The first of the Pearl Harbor graves, C-258, may have contained the remains of Thomas Hembree, a 17-year-old apprentice seaman, or Wilson Albert Rice, 19-year-old seaman first class. Both were crewmen aboard the USS Curtiss, a seaplane tender strafed and bombed during the attack.

The second grave, Q-1163, may have been the resting place for Seaman 2nd class William A. Goodwin, a crewman from the battleship USS Arizona.

The possible identities of the two Korean War casualties disinterred were not disclosed yesterday. Both are thought to have been killed in action near the Chosin Reservoir.

In fact, it may not be possible to identify the Korean War remains. The lab has so far not been able to extract usable DNA from the remains disinterred in 1999. All four Korean War casualties could have been treated with a similar chemical when they were prepared for shipment from Japan to Hawaii. That chemical may have damaged the remains when they were processed by the U.S. Army in 1954-55.

Yet lab officials remain guardedly hopeful about the prospects for attaching names to all of these remains.

Johnie Webb Jr., deputy director of the lab, watched the remains being loaded and pondered his growing optimism.

"I am probably too optimistic on the World War II cases," he said. "I think we have a great chance to identify these two. Maybe that’s naive, knowing what I know about the Korean remains."

The disinterment stirred ghosts that were first put to rest nearly 60 years ago. The families of Hembree and Rice said quiet prayers on opposite sides of the country.

Leslie Rice, the 72-year-old younger brother of Wilson, said yesterday that the whole thing felt strange.

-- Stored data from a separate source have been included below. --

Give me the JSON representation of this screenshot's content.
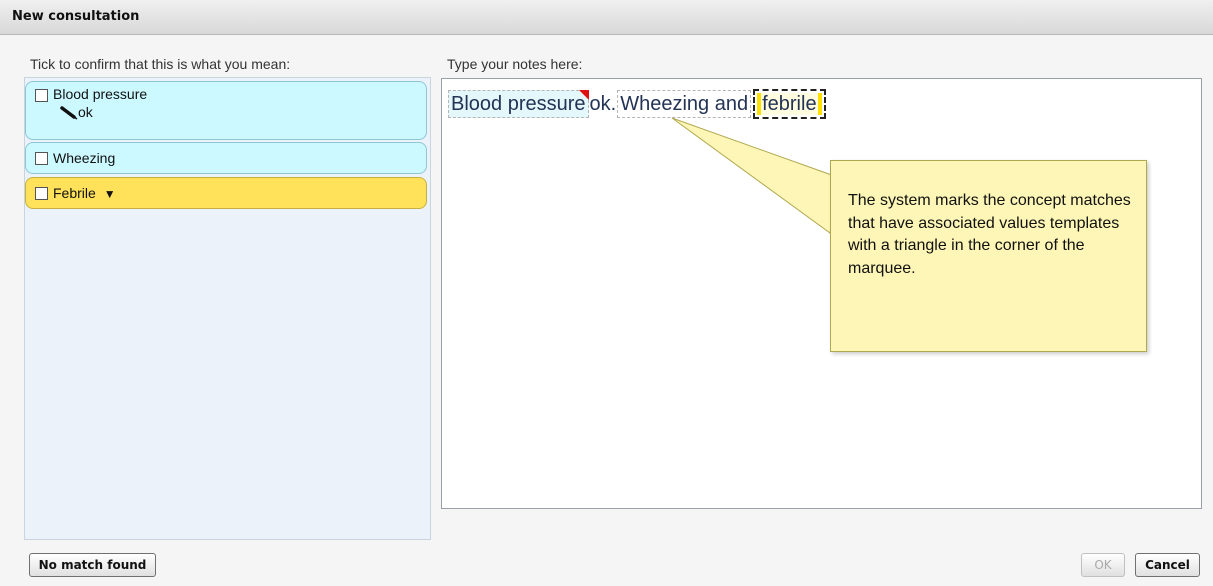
{
  "window": {
    "title": "New consultation"
  },
  "left": {
    "label": "Tick to confirm that this is what you mean:",
    "concepts": [
      {
        "label": "Blood pressure",
        "value": "ok"
      },
      {
        "label": "Wheezing"
      },
      {
        "label": "Febrile",
        "dropdown_icon": "▼"
      }
    ]
  },
  "notes": {
    "label": "Type your notes here:",
    "segments": [
      "Blood pressure",
      "ok.",
      "Wheezing and",
      "febrile"
    ]
  },
  "callout": {
    "text": "The system marks the concept matches that have associated values templates with a triangle in the corner of the marquee."
  },
  "buttons": {
    "no_match": "No match found",
    "ok": "OK",
    "cancel": "Cancel"
  },
  "icons": [
    "pencil-icon",
    "dropdown-arrow-icon",
    "value-template-triangle-icon"
  ],
  "colors": {
    "concept_bg": "#ccf9ff",
    "active_concept_bg": "#ffe25a",
    "callout_bg": "#fdf6b6",
    "triangle": "#e01010"
  }
}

Pearl Harbor survivor Ray Emory, left, has long crusaded to have fallen comrades identified. Yesterday he met Ed LaRosa, a Schofield lieutenant related to a Dec. 7 casualty, and Traci LaRosa.

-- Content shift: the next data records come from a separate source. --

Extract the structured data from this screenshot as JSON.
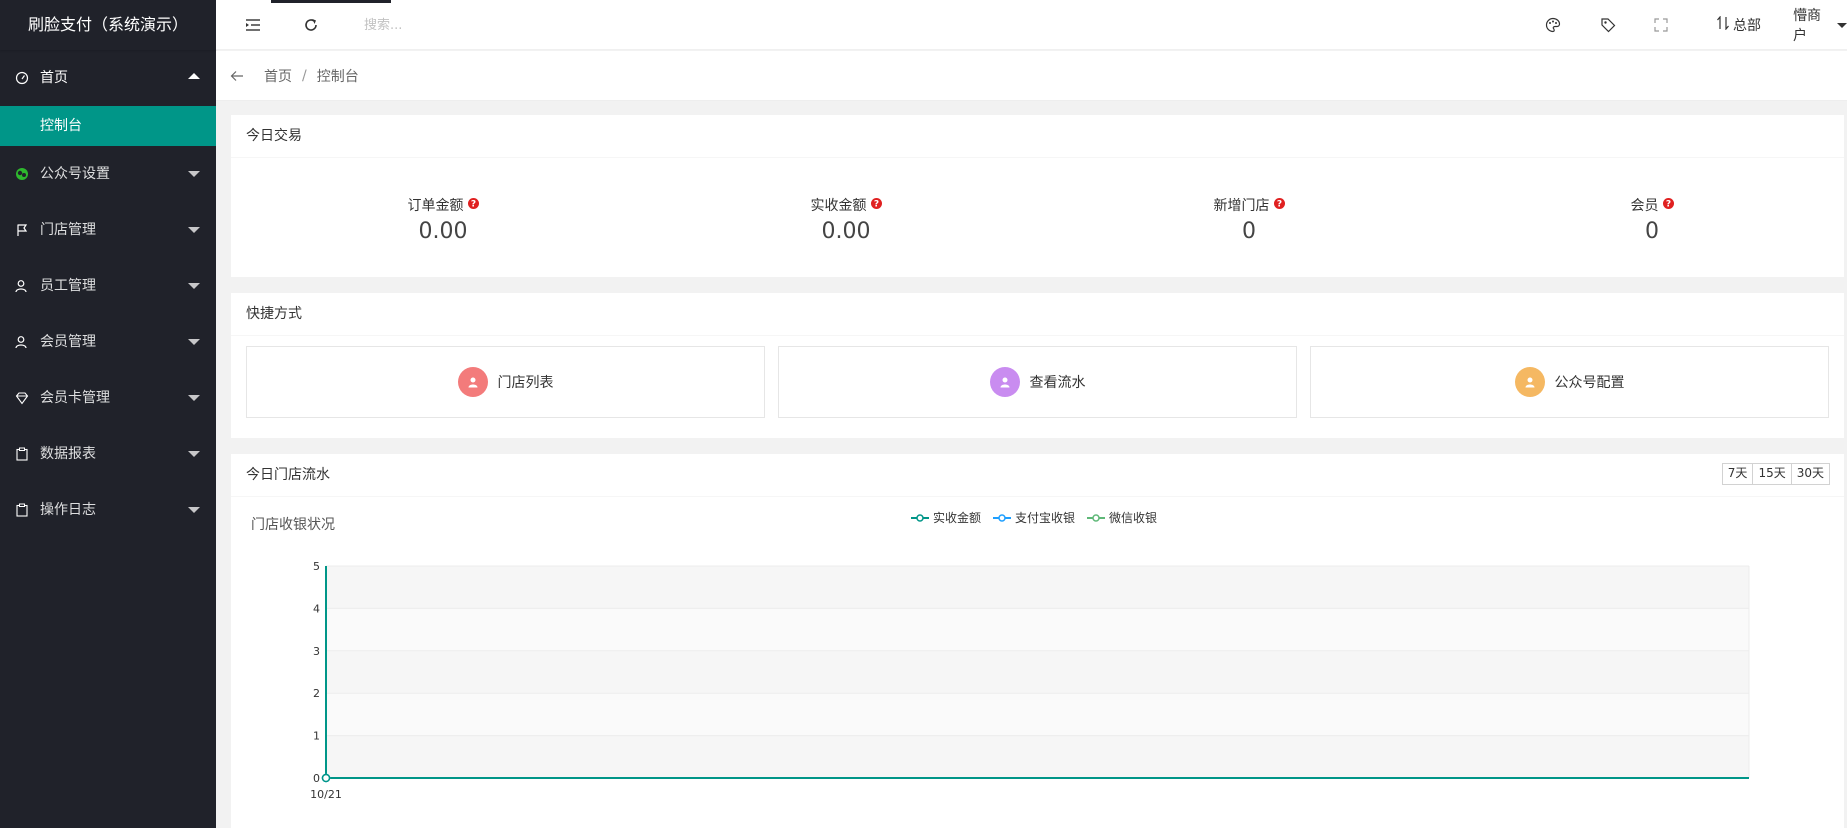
{
  "app": {
    "title": "刷脸支付（系统演示）"
  },
  "sidebar": {
    "items": [
      {
        "label": "首页",
        "icon": "gauge-icon",
        "open": true
      },
      {
        "label": "公众号设置",
        "icon": "wechat-icon"
      },
      {
        "label": "门店管理",
        "icon": "flag-icon"
      },
      {
        "label": "员工管理",
        "icon": "user-icon"
      },
      {
        "label": "会员管理",
        "icon": "user-icon"
      },
      {
        "label": "会员卡管理",
        "icon": "diamond-icon"
      },
      {
        "label": "数据报表",
        "icon": "clipboard-icon"
      },
      {
        "label": "操作日志",
        "icon": "clipboard-icon"
      }
    ],
    "sub_items": [
      {
        "label": "控制台"
      }
    ]
  },
  "header": {
    "search_placeholder": "搜索...",
    "org_label": "总部",
    "merchant_label": "懵商户"
  },
  "breadcrumb": {
    "home": "首页",
    "sep": "/",
    "current": "控制台"
  },
  "today": {
    "title": "今日交易",
    "stats": [
      {
        "label": "订单金额",
        "value": "0.00"
      },
      {
        "label": "实收金额",
        "value": "0.00"
      },
      {
        "label": "新增门店",
        "value": "0"
      },
      {
        "label": "会员",
        "value": "0"
      }
    ]
  },
  "shortcuts": {
    "title": "快捷方式",
    "items": [
      {
        "label": "门店列表",
        "color": "#f37b7b"
      },
      {
        "label": "查看流水",
        "color": "#c98cf0"
      },
      {
        "label": "公众号配置",
        "color": "#f5b862"
      }
    ]
  },
  "flow": {
    "title": "今日门店流水",
    "ranges": [
      "7天",
      "15天",
      "30天"
    ],
    "chart_title": "门店收银状况"
  },
  "colors": {
    "accent": "#009688",
    "sidebar_bg": "#20222a"
  },
  "chart_data": {
    "type": "line",
    "categories": [
      "10/21"
    ],
    "series": [
      {
        "name": "实收金额",
        "values": [
          0
        ],
        "color": "#009688"
      },
      {
        "name": "支付宝收银",
        "values": [
          0
        ],
        "color": "#1e9fff"
      },
      {
        "name": "微信收银",
        "values": [
          0
        ],
        "color": "#5fb878"
      }
    ],
    "ylim": [
      0,
      5
    ],
    "yticks": [
      0,
      1,
      2,
      3,
      4,
      5
    ],
    "grid": true,
    "legend": "top-center"
  }
}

Richard Ambo • The Honolulu Advertiser

"It doesn’t make much difference to me, really," he said. "We have dealt with it and accepted it a long time ago. We know he’s there, somewheres."

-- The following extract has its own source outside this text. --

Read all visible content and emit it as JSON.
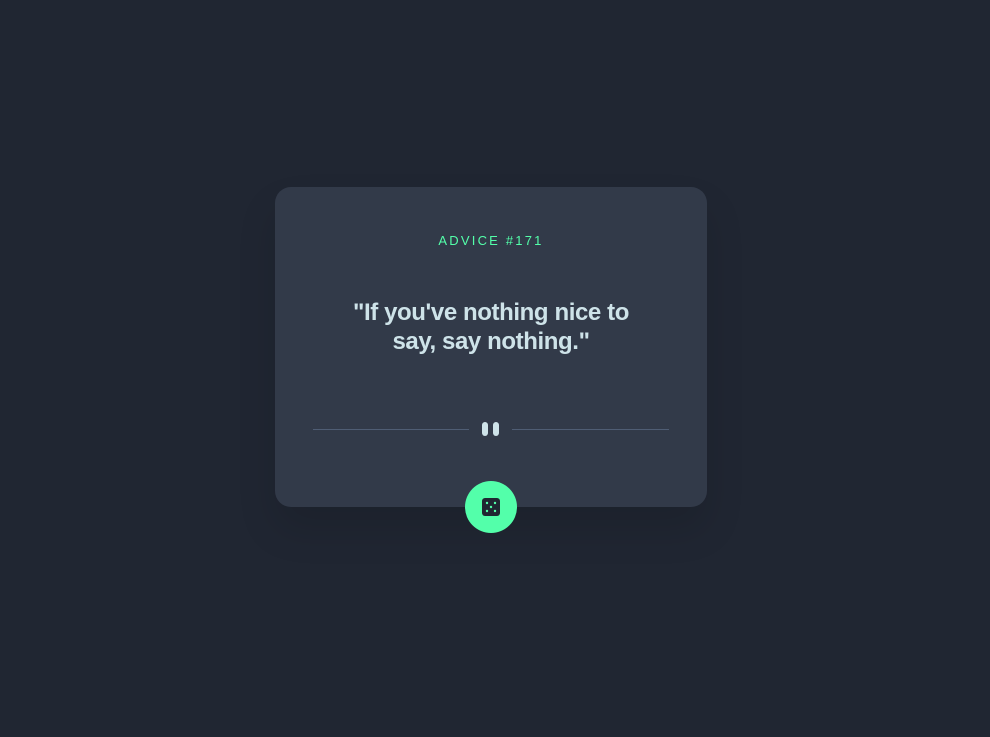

Rice has lived his whole life in Coventry, R.I., a town that his brother had vowed to get away from so he could do something big. Today, the town football stadium is still called Rice Memorial Field.

If the remains are those of his brother, Rice isn’t sure where he will have them buried.

"That’s something I would have to think and talk about with my family," he said. "I don’t know if I want to bring him back or not. I don’t think it would be that important, not after all this time."

In Seattle yesterday, Beth LaRosa felt an excitement she never expected. Hembree — Uncle Tommy — died years before she was born. The unanswered questions surrounding his death were never as strong with her as they were for her aunt, Helen Braidwood, a Tacoma beautician.

But her aunt died in 1999.

When she heard last week of the Army’s plans, LaRosa dug out Uncle Tommy’s records and spread them out on a table. Things like his height and weight suddenly gripped her. His blue eyes somehow seemed more important.

"He was a real person," she said yesterday.

She thought of her grandmother and of her own son, an Army lieutenant at Schofield Barracks.

"I put myself in my grandmother’s place and having a baby die," she said. "It made me real proud that my son made the decision to enter the service."

Lt. Ed LaRosa drove to Punchbowl yesterday, but he arrived too late to see the Pearl Harbor remains in their flag-draped coffins. Still, it was important to be there, for his family.

"I remember hearing about Uncle Tommy forever," he said. "I’m sure my Aunt Helen would have liked to see this."

When LaRosa arrived, Ray Emory stepped up to introduce himself and shake his hand.

Emory was the unofficial reason everybody was there.

He began researching what had happened to Rice and Hembree nearly 10 years ago. Along the way, he also acquired information about Goodwin.

Emory is a 79-year-old Pearl Harbor survivor who manned a 50-

caliber machine gun during the ferocious attack and seldom takes no for an answer. Identifying the remains became a crusade.

Over the last five years, he provided the lab with a paper trail of military records that he believes to be concrete evidence of each casualty’s identity.

"This was a long time coming," he said. "I can’t describe it."

He thought about what it had taken and shoved his hands in his pockets.

"It takes patience," he said. "Time, perseverance and patience."